Ce principe change totalement la vision de l’économie. En effet, le capitalisme gère la rareté, mieux dit, il crée artificiellement de la rareté pour générer du profit. Or, le Cradle to Cradle gère l’abondance. Pour autant, le Cradle to Cradle ne milite en aucun cas pour la décroissance : il ne s’agit pas de réduire la consommation, mais plutôt les processus industriels de production. Un des objectifs : éviter l’extraction des minéraux. En somme, il s’agit d’un système redessiné pour devenir entièrement renouvelable.

Promouvoir l’abondance

Ainsi, selon Ignasi Cubiña, il faut promouvoir l’abondance de la matière vivante et non-vivante, et non pas l’accumulation de la richesse monétaire, pour un monde plus juste. Tout repose sur la circulation de l’énergie. “C’est la seule chose qui ne soit pas limitée !”, s’enthousiasme Ignasi, et de poursuivre : “Nous voulons concevoir un monde pour 9 milliards de personnes. Lorsque nous affirmons que nous nous inspirons de la nature, c’est que nous partons du principe que dans la nature il n’existe pas le concept de déchet ni de pollution”, insiste-t-il.

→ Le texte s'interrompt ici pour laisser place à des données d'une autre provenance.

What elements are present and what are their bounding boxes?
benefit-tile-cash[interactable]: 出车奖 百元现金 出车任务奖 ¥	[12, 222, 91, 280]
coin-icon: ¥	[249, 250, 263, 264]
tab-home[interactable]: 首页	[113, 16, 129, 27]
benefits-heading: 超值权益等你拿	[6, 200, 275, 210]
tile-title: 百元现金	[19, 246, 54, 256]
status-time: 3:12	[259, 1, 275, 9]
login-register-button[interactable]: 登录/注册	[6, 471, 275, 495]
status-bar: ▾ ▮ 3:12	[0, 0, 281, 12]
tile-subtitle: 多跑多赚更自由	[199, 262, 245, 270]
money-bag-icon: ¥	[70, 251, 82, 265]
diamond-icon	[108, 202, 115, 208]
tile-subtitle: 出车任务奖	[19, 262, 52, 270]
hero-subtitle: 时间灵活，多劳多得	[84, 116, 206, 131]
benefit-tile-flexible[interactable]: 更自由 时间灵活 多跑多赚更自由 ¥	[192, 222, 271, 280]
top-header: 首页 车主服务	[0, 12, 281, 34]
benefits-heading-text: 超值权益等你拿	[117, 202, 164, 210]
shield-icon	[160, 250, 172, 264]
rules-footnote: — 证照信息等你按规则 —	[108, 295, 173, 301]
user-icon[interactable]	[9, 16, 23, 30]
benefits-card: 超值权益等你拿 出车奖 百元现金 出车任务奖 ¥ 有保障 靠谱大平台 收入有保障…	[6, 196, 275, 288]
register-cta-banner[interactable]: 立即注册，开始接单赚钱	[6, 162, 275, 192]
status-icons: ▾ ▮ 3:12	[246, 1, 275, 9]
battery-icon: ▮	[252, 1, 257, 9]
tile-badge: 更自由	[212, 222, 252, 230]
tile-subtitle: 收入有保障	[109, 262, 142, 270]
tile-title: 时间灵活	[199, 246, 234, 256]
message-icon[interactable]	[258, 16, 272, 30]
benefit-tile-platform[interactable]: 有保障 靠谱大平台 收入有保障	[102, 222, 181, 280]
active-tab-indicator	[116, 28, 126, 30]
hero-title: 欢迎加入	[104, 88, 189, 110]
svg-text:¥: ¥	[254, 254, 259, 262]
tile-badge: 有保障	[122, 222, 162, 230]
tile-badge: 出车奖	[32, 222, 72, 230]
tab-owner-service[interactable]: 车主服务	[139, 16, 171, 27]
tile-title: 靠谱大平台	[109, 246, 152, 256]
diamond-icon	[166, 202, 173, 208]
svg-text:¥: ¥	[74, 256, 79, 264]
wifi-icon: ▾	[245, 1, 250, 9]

En effet, dans la nature, les espèces animales et végétales cohabitent et s’enrichissent mutuellement : les déchets des uns deviennent la nourriture des autres. La question est d’appliquer ce système à l’économie… Or, celle-ci se définit par l’organisation politique de la production et de l’échange des richesses sociales. Les solutions existent bel et bien, tout repose donc sur une volonté politique et une détermination individuelle de changer les choses.